Case Study: MediaMath Innovates AdTech at Scale with ScyllaDB

By Knight Fu, Director of Engineering, MediaMath

About MediaMath

As the leading independent programmatic ad tech company, MediaMath has steered the evolution of the demand-side platform (DSP) sector since 2007. Their business has become a globally scaled, enterprise-grade DSP and data management platform (DMP) offering that delivers personalized digital advertising across all addressable touchpoints. With advertisers in 42 countries around the world, MediaMath does business across all verticals, including retail, consumer packaged goods, travel, and finance. Notable customers include IBM and Uber, and a range of marquee clients who want to elevate their marketing by innovating at scale with new ideas, tools, and trends.

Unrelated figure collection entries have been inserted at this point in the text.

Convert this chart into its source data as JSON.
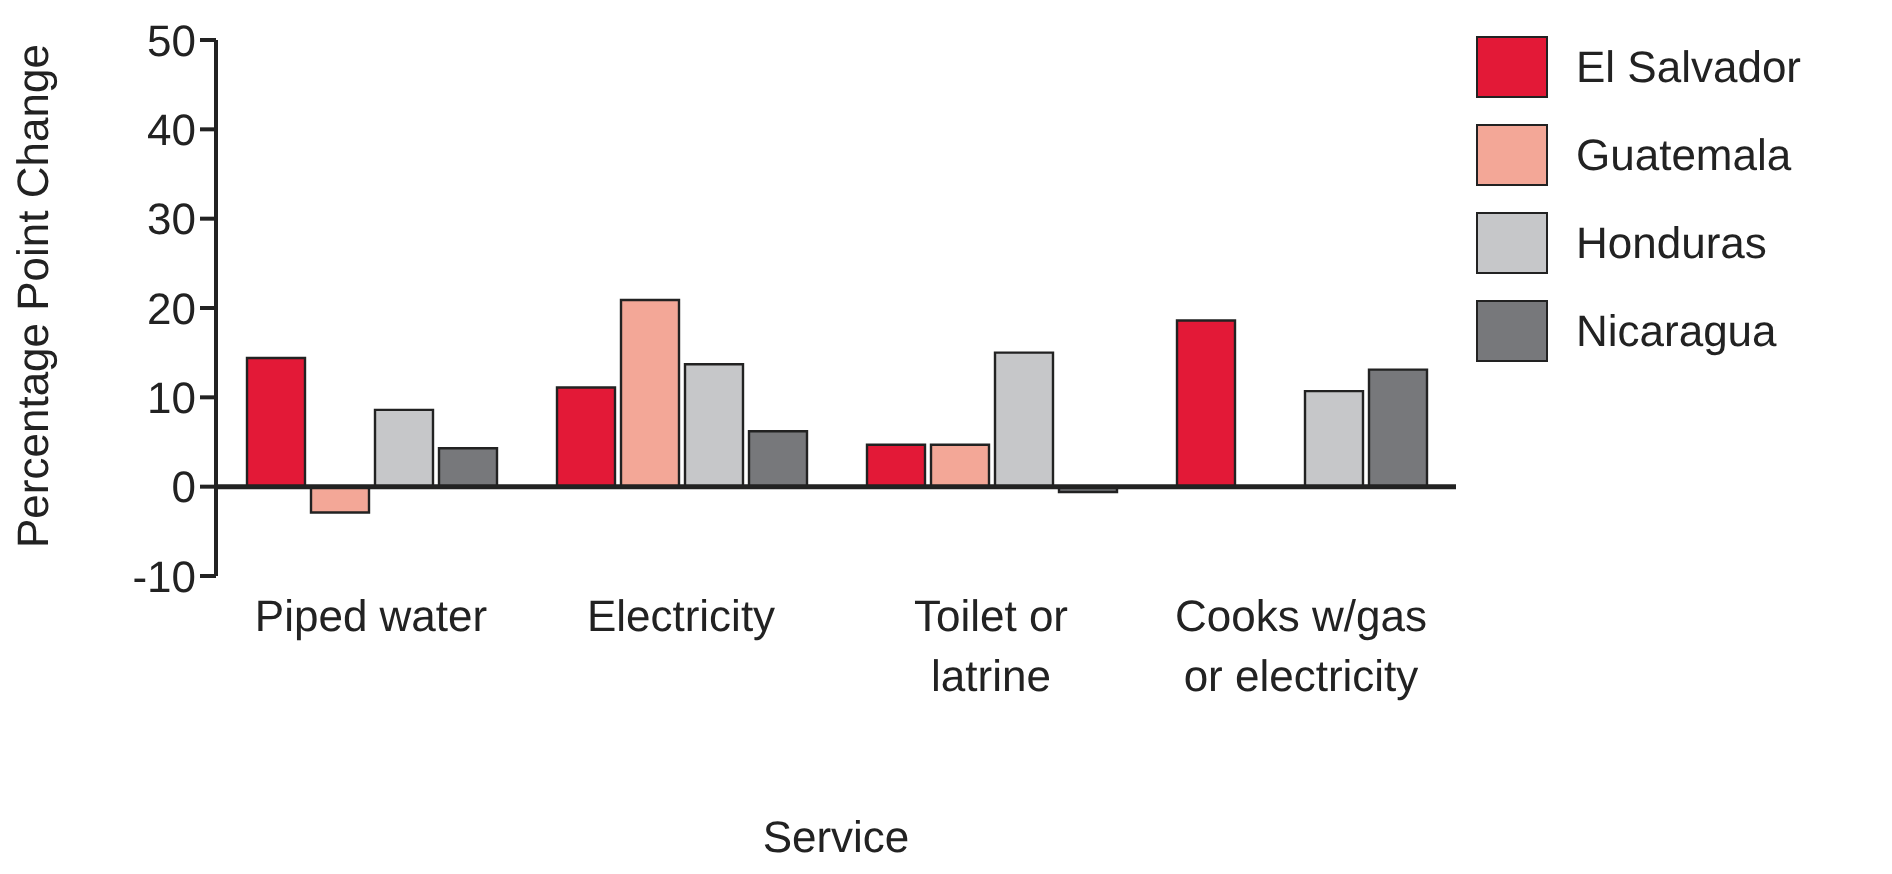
{
  "chart_data": {
    "type": "bar",
    "xlabel": "Service",
    "ylabel": "Percentage Point Change",
    "categories": [
      "Piped water",
      "Electricity",
      "Toilet or latrine",
      "Cooks w/gas or electricity"
    ],
    "series": [
      {
        "name": "El Salvador",
        "color": "#e31937",
        "values": [
          14.4,
          11.1,
          4.7,
          18.6
        ]
      },
      {
        "name": "Guatemala",
        "color": "#f3a797",
        "values": [
          -2.9,
          20.9,
          4.7,
          null
        ]
      },
      {
        "name": "Honduras",
        "color": "#c6c7c9",
        "values": [
          8.6,
          13.7,
          15.0,
          10.7
        ]
      },
      {
        "name": "Nicaragua",
        "color": "#77787b",
        "values": [
          4.3,
          6.2,
          -0.6,
          13.1
        ]
      }
    ],
    "ylim": [
      -10,
      50
    ],
    "yticks": [
      -10,
      0,
      10,
      20,
      30,
      40,
      50
    ],
    "legend": "right"
  }
}
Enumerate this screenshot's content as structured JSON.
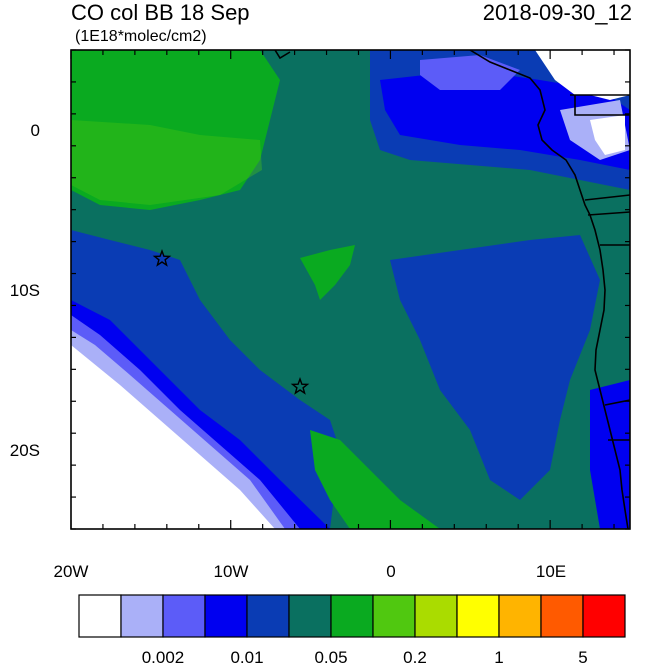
{
  "title": {
    "left": "CO col BB 18 Sep",
    "units": "(1E18*molec/cm2)",
    "right": "2018-09-30_12"
  },
  "axes": {
    "x_ticks": [
      {
        "value": -20,
        "label": "20W"
      },
      {
        "value": -10,
        "label": "10W"
      },
      {
        "value": 0,
        "label": "0"
      },
      {
        "value": 10,
        "label": "10E"
      }
    ],
    "y_ticks": [
      {
        "value": 0,
        "label": "0"
      },
      {
        "value": -10,
        "label": "10S"
      },
      {
        "value": -20,
        "label": "20S"
      }
    ],
    "lon_range": [
      -20,
      15
    ],
    "lat_range": [
      -25,
      5
    ]
  },
  "colorbar": {
    "colors": [
      "#ffffff",
      "#aab0f8",
      "#5c5cf8",
      "#0000f0",
      "#0a3cb4",
      "#0a7060",
      "#0aaa20",
      "#50c810",
      "#aadc00",
      "#ffff00",
      "#ffb400",
      "#ff5a00",
      "#ff0000"
    ],
    "labels": [
      "0.002",
      "0.01",
      "0.05",
      "0.2",
      "1",
      "5"
    ]
  },
  "markers": [
    {
      "name": "star-marker-1",
      "lon": -14.3,
      "lat": -8.1
    },
    {
      "name": "star-marker-2",
      "lon": -5.6,
      "lat": -16.1
    }
  ]
}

MediaMath is on a mission to build a more accountable, addressable supply chain that drives better outcomes for marketers and publishers while delivering better experiences for consumers. The company provides the industry’s most complete multi-channel access within a unified workflow, spanning display, video, mobile, audio, native, digital out of home, and Advanced TV. In addition to its integrated DSP and DMP, MediaMath provides a number of other unique offerings. MediaMath Audiences power predictive modeling that helps to identify the best customers. Mediamath Brain, a machine-learning algorithm, makes millions of decisions per second in real-time to help advertisers reach their target audience. MediaMath’s platform exposes APIs to these offerings, and a professional services team helps customers from solution design to onboarding, education, and training through the full life cycle of the engagement.

The Challenge

Three metrics frame the technical challenge that MediaMath is solving: Data volume from media touchpoints, transactions per second, and real-time bid-matching analytics. MediaMath customers expect a real-time response to campaign activity and segmentation populations at scale.

In its initial attempt to meet some of these challenges, MediaMath ran up to 60 Cassandra nodes on AWS servers. However, the number of nodes and the complexity of Cassandra placed a tremendous operational burden on the MediaMath team. Cassandra required two to three full-time site reliability engineers to keep the cluster running. When nodes went down, restoring them proved to be an intensive, manual process. Cassandra also created testing and maintenance drudgery around compactions and JVM garbage collection, in addition to the work of constantly tuning the CPU usage on those machines.

MediaMath cleary needed to find an alternative.

“Of all of the database migrations I’ve worked on in my career, ScyllaDB was the smoothest, for sure.”

– Knight Fu, Director of Engineering, MediaMath

The Solution

A MediaMath engineer noticed chatter on Reddit about a new technology called ScyllaDB that claimed to be a drop-in replacement for Cassandra. Noting that ScyllaDB is implemented in C++ instead of Java, he evangelized it inside the team.

Two overriding criteria for MediaMath’s evaluation were Cassandra compatibility and performance benchmarks. “We wanted to make sure that what we were switching onto was not going to incur a lot of development work on our side, and that worked out great.”

The installation and evaluation process went smoothly. “Of all of the database migrations I’ve worked on in my career, ScyllaDB was the smoothest, for sure,” said Knight Fu, Director of Engineering at MediaMath “There weren’t any tooling changes that were required for our automation either, which was a huge plus. From our point of view, one day it was Cassandra, and the next day it was ScyllaDB. Seemed as though it was as easy as that.”

A key driver in the decision to go with ScyllaDB is its lower operational overhead. Ultimately, ScyllaDB enabled MediaMath to realize efficiency gains and pivot resources to focus on other important projects.

Today, MediaMath runs 17 ScyllaDB nodes on i3.metal AWS instances, handling about 200,000 events per second and performing about a million reads per second. Read latency is consistently below the company’s 10-millisecond threshold.

“With ScyllaDB, our uptime was tremendous throughout the last holiday — 99.9999% availability with ScyllaDB.”

The MediaMath team appreciates the benefits of Cassandra compatibility. “Our access pattern into the database was relatively new, so being able to keep our schemas was a huge benefit. Not having to retool monitoring and active node management when going from Cassandra to ScyllaDB was also really valuable.”

ScyllaDB’s efficiency also enabled MediaMath to directly enhance its data management platform service. “Thanks to ScyllaDB, we’re increasing data retention in our segmentation product and delivering new value to clients without a price increase,” said Emera Trujillo, Senior Product Manager at MediaMath.